In an upbeat assessment of President Trump’s health, White House physician Sean P. Conley specifically highlighted the new appearance of virus-fighting “IgG” antibodies in Trump’s blood Wednesday. But that positive test is almost certainly the test picking up the experimental antibody drug Trump received last week, not his immune system at work.
To aid his recovery, Trump received a powerful cocktail of two virus-fighting antibodies manufactured in a laboratory. The drug, made by Regeneron Pharmaceuticals, has been shown to help people whose immune systems have a slower or less robust response to the coronavirus.
“Given the volume of IgG antibodies delivered in our therapy, and the timing of these tests, it is likely that the second test is detecting REGN-COV2 antibodies,” said Hala Mirza, a spokeswoman for Regeneron.

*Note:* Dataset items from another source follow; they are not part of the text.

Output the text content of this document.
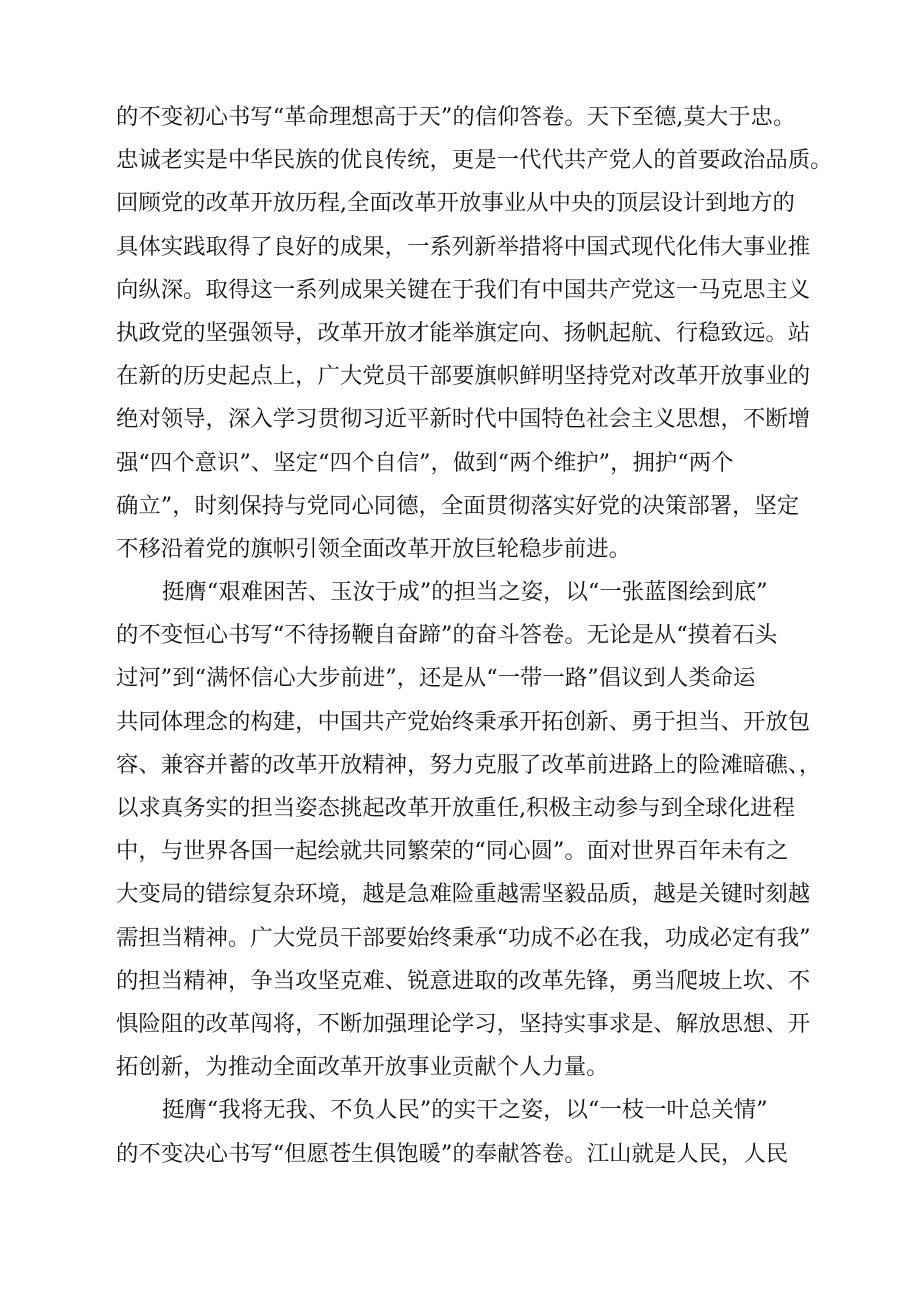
的不变初心书写“革命理想高于天”的信仰答卷。天下至德,莫大于忠。
忠诚老实是中华民族的优良传统，更是一代代共产党人的首要政治品质。
回顾党的改革开放历程,全面改革开放事业从中央的顶层设计到地方的
具体实践取得了良好的成果，一系列新举措将中国式现代化伟大事业推
向纵深。取得这一系列成果关键在于我们有中国共产党这一马克思主义
执政党的坚强领导，改革开放才能举旗定向、扬帆起航、行稳致远。站
在新的历史起点上，广大党员干部要旗帜鲜明坚持党对改革开放事业的
绝对领导，深入学习贯彻习近平新时代中国特色社会主义思想，不断增
强“四个意识”、坚定“四个自信”，做到“两个维护”，拥护“两个
确立”，时刻保持与党同心同德，全面贯彻落实好党的决策部署，坚定
不移沿着党的旗帜引领全面改革开放巨轮稳步前进。
挺膺“艰难困苦、玉汝于成”的担当之姿，以“一张蓝图绘到底”
的不变恒心书写“不待扬鞭自奋蹄”的奋斗答卷。无论是从“摸着石头
过河”到“满怀信心大步前进”，还是从“一带一路”倡议到人类命运
共同体理念的构建，中国共产党始终秉承开拓创新、勇于担当、开放包
容、兼容并蓄的改革开放精神，努力克服了改革前进路上的险滩暗礁、，
以求真务实的担当姿态挑起改革开放重任,积极主动参与到全球化进程
中，与世界各国一起绘就共同繁荣的“同心圆”。面对世界百年未有之
大变局的错综复杂环境，越是急难险重越需坚毅品质，越是关键时刻越
需担当精神。广大党员干部要始终秉承“功成不必在我，功成必定有我”
的担当精神，争当攻坚克难、锐意进取的改革先锋，勇当爬坡上坎、不
惧险阻的改革闯将，不断加强理论学习，坚持实事求是、解放思想、开
拓创新，为推动全面改革开放事业贡献个人力量。
挺膺“我将无我、不负人民”的实干之姿，以“一枝一叶总关情”
的不变决心书写“但愿苍生俱饱暖”的奉献答卷。江山就是人民，人民
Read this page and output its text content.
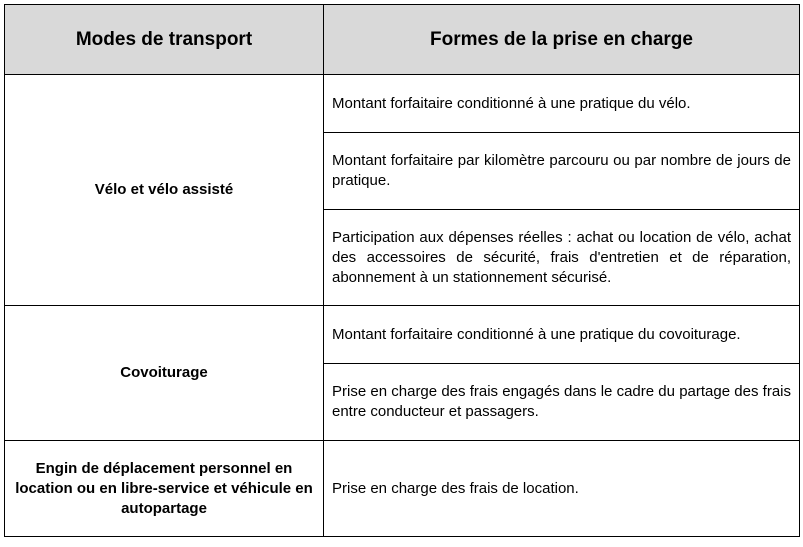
Modes de transport	Formes de la prise en charge
Vélo et vélo assisté	Montant forfaitaire conditionné à une pratique du vélo.
	Montant forfaitaire par kilomètre parcouru ou par nombre de jours de pratique.
	Participation aux dépenses réelles : achat ou location de vélo, achat des accessoires de sécurité, frais d'entretien et de réparation, abonnement à un stationnement sécurisé.
Covoiturage	Montant forfaitaire conditionné à une pratique du covoiturage.
	Prise en charge des frais engagés dans le cadre du partage des frais entre conducteur et passagers.
Engin de déplacement personnel en location ou en libre-service et véhicule en autopartage	Prise en charge des frais de location.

In his note, Conley presented the appearance of the antibodies — which were not present when Trump fell ill initially — as a notable sign of Trump’s recovery. But outside experts said that it typically takes more than a week for those antibodies to appear on their own, and the far more likely explanation is that the test picked up the drug the president was given, which has a long half-life.
Regeneron has reported that its antibody drug remains at high levels in the blood for as long as a month after it’s administered.
“President Trump received a huge dose of the Regeneron cocktail,” said Angela Rasmussen, a virologist at Columbia University. Running a typical test that looks for antibodies to the coronavirus spike protein, “they would be almost certain to get a [positive] result and consequently, would have some good news to share about the president’s condition.”